We looked at indictments that were, that were previously huge. Indictments that were laden with what you call historical context. We were moving at a point where the history of the genocide was already public knowledge so why repeat the history of the genocide in every indictment?
His strategy was now – focus on the single accused, look for the strongest evidence, make your indictment as lean as possible, focus on the essential factual allegations that you can prove. And that is how you had the cases, the other cases, the Bikindi cases that I did, so many other cases moving expeditiously.
So you will see that as the different Prosecutors came in the history of this tribunal they all had different kinds of, different approaches to strategy and each of their approaches had an impact on the way we investigated, each of the approaches had. Yeah.
Max Andrews: (_____) we have 10 minutes.
BF: Okay. So that’s very helpful. Wha-, can you help me understand then, there are some themed approaches, so the Military trial . . .
BF: The Media trial. How did those arise within?
Well, the, the Media, the M-, Media trial . . .
. . . was part of the, fell within the strategy of Madame Arbour as well.
When we started the Media trial actually there were five people in that case. I was part of the trial. I headed the trial so I can tell you about it.
The people who were in the trial were Félicien Kabuga because he was the head of the comité d'initiative that created and ran the radio RTLM. We had George Ruggiu, the only non-Rwandese, a journalist of Belgian extraction, who was part of the media that was actually inciting the killings. Then you had the Nahimana, Barayagwiza and Ngeze.

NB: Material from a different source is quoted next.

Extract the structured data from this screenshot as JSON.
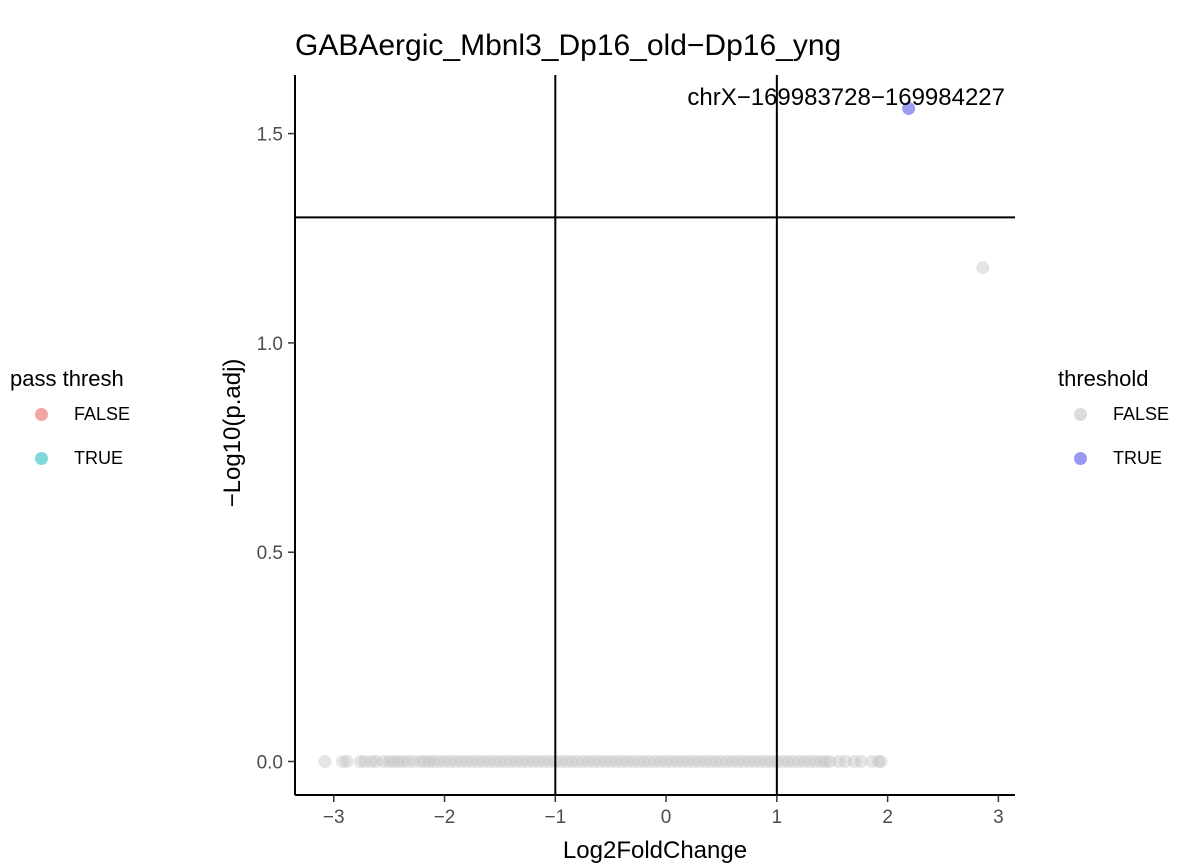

At the time we confirmed the indictment of, at the time we are ready to proceed to trial with the media indictment in 2000, Kabuga as now had not been arrested. We had to sever him. George Ruggiu had pleaded guilty so he proceeded to sentence and we remained with the three accused persons. Now, we continued in that configuration because, as I told you, the kind of incompatibilities you had in the Bagosora and 23 others were not there.
There was a close connection in the three persons. Nahimana was the head of the, was, was, was the, the brain behind the creation of the RTLM. Jean-Bosco Barayagwiza was a co-director in the comité d'initiative with Nahimana and, and, and Kabuga. Ru-, Ngeze was a newspaper editor that, the way he conducted his business, there was a lot of com-, commonality between what the Kangura and newspaper was doing and RTLM. So they were a compatible group. They continued in that, in that bunch.
The same with the Military. The Military was now reduced into a trial of four persons who are closely connected. In fact they broke the military then into two trials. You have the Military 1 and the Military 2; Bagosora for Military 1, Ndindiliyimana Military 2.
So that was a judgment call for us. We had to now proceed to structure our, our cases in a manner that would allow us to proceed because of the connection of the evidence and avoid any delays in the trials.